George Bush didn't kill her child. Neither did God, really. Someone, somewhere gave an order to do so. But the fact remains that Bush sent lots of other people's children somewhere to fight a war that he has no intention of personally sacrificing for. At no point will Bush EVER send his own children, because I know that he believes that they are the most important thing in his life and that losing them would certainly destroy him and his wife. But he also wants to see them grow and marry and have kids of their own. And that is certainly more important than whatever he thinks he's fighting for over there, because if he really thought it was that important he'd send them. So a mom, who has lost her child, changed her mind about how she felt while meeting the man she thought would answer her concerns. Maybe she did some reading. Maybe in her search for answers she read commentary from different political figures, conservative and liberal, who think that the decisions made were dangerous. Or maybe she just thought about it while she wasn't so broken up about her child and decided to take action while she felt composed enough to respond but still sad enough to cry.

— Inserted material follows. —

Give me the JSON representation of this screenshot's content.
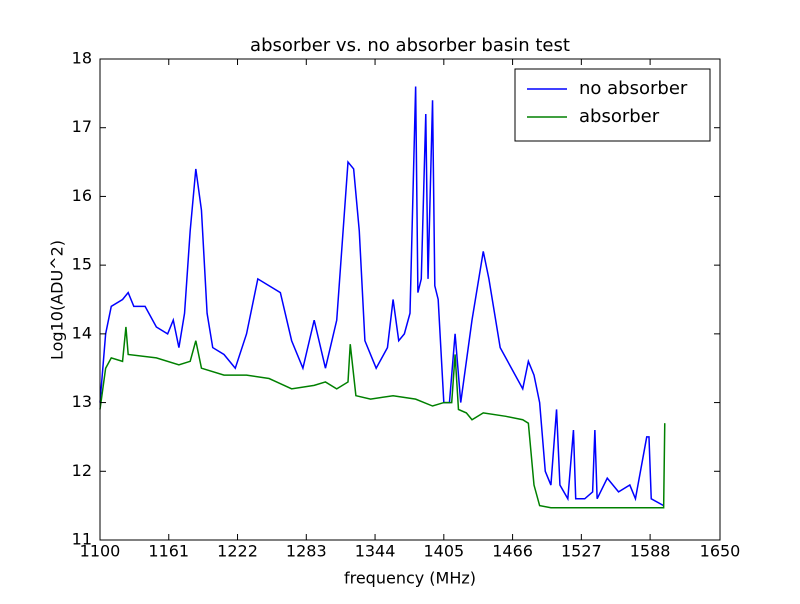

In the Revolutionary War, there are lots of stories of children fighting alongside fathers and brothers arming siblings for battle. Kids lied about their age so they could be conscripted. It was a war of passionate belief, and while it was also a war that had plenty of people who disagreed with its fundamental tenets and did prove to be controversial for its time, there was a tenor of singularity present that allowed for people to understand its motives and desires as ones that were essential to freedom.

This war, however, is clearly about corporate division, profit margins, and basically just doing favors for friends and family of those in power. The reasons have been baseless and false, the preparations hasty and clouded with denial of informational access, and the overall justification patriarchal and divisive. People may not agree about whether we should stay or go, but the facts clearly point to falsehood when it comes to whether or not this war was righteous or legal.

Other moms have come out in favor of the war even after their children died or were wounded. But a lot of them aren't, and while I don't think the opinions of those moms who do come out are invalid I do think that despite their opinion of the war they'd rather have a live son and no war than a dead one. That, my friend, is what aligns those parents together and is why a conservative man, who voted for Bush, volunteered his own space for protestors to sleep. He might enjoy the press, but as a veteran I'm sure he knew that when he went home, his family was happy to see him. And that's worth 1000 Iraqs, dude.